If you are doing the Lenten Reading Plan to read all four gospels between Ash Wednesday and Easter, you are halfway done! Congratulations! If you are behind, set aside 30-60 minutes and catch up! Just yesterday, I started in Luke’s gospel. It turns out Luke is a Gentile, the only known Gentile author in the New Testament. A Gentile is a non-Jew. Luke doesn’t come at the Jesus story from so much of a Jewish perspective, but from a human, detailed account. Luke is a doctor – he likes accuracy and detail. Luke also did not know Jesus personally, but was a close companion of Paul. As a companion of Paul, Luke also writes the Acts of the Apostle. I suggest when you finish Luke 24, skip over to Acts 1 and see how Acts picks up right where Luke leaves off. Acts 1 happens immediately after the resurrection, and Acts 2 happens at Pentecost, a Jewish celebration just 7 weeks after Passover – when Jesus was crucified. Luke is a historian in a sense, giving us the inside scoop of the early church in its infancy.

So Luke is a Gentile Christian, like us, and wasn’t an original disciples of Jesus – like us. He is fascinated by the story – the real, historical, accurate story of Jesus and then Peter and Paul. I’m fascinated by the story, too. What really happened? Why did Jesus say what he said – and why did he say it then? Why was he so angry at some religious leaders and so gracious to those who were sick or poor? And when Luke writes Acts, he is a historian chronicling the early church. I like history too – and wonder as I read: How did the members of the early church have such bold faith? Were they afraid for their safety when they were being persecuted for their faith in Jesus? What would it be like for them to interact with their friends who didn’t believe Jesus was the Messiah? What would it have been like to know Paul, who wrote so much of the New Testament?

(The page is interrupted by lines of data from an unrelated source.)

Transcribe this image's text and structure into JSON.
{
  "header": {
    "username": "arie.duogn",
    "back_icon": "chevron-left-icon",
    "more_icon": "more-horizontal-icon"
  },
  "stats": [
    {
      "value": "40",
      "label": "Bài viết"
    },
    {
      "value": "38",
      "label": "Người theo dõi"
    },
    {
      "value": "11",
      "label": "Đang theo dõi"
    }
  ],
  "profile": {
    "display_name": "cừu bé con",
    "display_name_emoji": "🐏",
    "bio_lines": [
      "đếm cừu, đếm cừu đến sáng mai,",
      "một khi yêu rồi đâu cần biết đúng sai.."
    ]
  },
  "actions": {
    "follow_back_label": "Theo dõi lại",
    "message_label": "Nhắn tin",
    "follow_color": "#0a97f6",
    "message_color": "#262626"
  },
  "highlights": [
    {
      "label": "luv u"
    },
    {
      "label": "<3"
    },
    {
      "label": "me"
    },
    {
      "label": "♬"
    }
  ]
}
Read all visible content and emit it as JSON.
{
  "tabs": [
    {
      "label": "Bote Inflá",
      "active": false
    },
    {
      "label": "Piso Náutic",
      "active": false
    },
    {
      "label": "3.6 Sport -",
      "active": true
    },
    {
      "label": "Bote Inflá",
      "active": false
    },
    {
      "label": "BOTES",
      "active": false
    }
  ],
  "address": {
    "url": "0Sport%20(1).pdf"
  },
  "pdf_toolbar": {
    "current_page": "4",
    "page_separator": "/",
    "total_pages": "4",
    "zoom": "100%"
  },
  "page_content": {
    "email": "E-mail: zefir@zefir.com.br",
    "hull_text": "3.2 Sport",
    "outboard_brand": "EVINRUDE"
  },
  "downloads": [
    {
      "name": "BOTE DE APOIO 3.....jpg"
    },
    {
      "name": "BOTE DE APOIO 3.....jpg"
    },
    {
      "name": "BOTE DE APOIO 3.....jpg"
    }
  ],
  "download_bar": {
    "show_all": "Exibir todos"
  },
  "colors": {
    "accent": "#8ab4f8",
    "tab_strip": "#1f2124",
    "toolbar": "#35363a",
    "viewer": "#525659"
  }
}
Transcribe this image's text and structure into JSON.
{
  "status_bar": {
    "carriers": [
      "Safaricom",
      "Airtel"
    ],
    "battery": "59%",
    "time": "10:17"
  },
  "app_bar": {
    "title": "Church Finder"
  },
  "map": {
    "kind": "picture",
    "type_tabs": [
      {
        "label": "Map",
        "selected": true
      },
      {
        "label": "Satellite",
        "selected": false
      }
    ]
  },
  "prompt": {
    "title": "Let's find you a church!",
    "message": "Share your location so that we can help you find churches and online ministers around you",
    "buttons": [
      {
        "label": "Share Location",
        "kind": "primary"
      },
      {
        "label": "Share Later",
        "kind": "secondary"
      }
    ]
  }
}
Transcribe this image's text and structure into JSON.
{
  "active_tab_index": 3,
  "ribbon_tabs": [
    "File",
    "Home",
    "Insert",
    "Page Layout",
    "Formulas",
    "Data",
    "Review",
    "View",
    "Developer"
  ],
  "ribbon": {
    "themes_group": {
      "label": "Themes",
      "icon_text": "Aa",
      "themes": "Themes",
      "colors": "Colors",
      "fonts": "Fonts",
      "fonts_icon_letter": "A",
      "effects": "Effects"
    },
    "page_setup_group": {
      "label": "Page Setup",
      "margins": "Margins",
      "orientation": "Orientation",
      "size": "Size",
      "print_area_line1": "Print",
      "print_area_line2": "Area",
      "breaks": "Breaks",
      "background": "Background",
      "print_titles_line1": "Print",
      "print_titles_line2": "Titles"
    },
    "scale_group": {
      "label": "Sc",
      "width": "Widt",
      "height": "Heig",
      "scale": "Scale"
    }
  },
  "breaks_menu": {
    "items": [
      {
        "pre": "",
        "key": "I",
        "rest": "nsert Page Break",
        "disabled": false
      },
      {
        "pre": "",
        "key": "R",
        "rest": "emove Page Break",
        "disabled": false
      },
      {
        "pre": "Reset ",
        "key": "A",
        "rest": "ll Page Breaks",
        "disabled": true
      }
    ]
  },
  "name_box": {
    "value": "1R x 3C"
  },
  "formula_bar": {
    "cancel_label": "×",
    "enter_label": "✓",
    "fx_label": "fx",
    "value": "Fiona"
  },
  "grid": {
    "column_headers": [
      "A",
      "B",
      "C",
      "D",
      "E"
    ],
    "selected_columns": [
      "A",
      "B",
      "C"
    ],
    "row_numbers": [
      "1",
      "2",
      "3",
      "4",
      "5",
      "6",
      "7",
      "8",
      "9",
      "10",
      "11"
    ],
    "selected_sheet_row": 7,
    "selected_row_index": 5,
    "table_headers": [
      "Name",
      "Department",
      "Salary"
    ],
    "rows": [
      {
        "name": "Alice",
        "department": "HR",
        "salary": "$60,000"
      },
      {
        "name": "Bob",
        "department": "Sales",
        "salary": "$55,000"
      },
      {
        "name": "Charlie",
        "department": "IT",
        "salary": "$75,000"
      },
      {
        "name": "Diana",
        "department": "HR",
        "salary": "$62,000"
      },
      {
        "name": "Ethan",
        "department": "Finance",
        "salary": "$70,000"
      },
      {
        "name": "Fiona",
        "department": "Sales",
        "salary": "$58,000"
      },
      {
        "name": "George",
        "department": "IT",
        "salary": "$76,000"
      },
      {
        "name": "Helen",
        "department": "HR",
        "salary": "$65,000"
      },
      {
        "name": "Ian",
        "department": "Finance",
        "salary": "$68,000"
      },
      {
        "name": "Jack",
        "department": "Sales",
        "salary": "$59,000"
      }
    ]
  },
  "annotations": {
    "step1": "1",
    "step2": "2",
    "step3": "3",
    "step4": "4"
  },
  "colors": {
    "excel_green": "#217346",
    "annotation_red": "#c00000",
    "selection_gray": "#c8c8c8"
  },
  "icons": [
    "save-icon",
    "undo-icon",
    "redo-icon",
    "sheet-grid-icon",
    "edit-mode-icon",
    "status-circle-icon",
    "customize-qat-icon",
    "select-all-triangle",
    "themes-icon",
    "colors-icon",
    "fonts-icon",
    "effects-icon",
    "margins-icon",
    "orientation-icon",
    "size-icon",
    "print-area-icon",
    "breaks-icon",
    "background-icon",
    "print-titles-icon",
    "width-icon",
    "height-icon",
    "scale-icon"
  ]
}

We can’t get all our questions answered. But reading Luke in his gospel account and in the Acts of the Apostles can answer some of our questions. These two short books give us a glimpse into Jesus motives, his humanity, his grace, and into the lives of the early Christians – their faith and fears. Because they struggled, I am encouraged to try again when I struggle. When I fail, I know that they failed, too. Jesus was tempted like us as a human, but didn’t fail. I can trust in him. He is the great giver of second chances. I love that!

Since Luke didn’t know Jesus personally he probably had to base some of his writings on what Mark had written earlier. He also probably personally knew some of the living disciples and interviewed them for their stories. And he was one of the Paul’s closest friends and traveling companions – which gave him a front row seat to history and the early church. Reading the gospels can help answer our questions about Jesus and how to follow Him. Luke is a lot like us – a person who probably asked a lot of questions, took notes, wrote down his story and the story of the early church, so by reading him we too can step out in faith like him.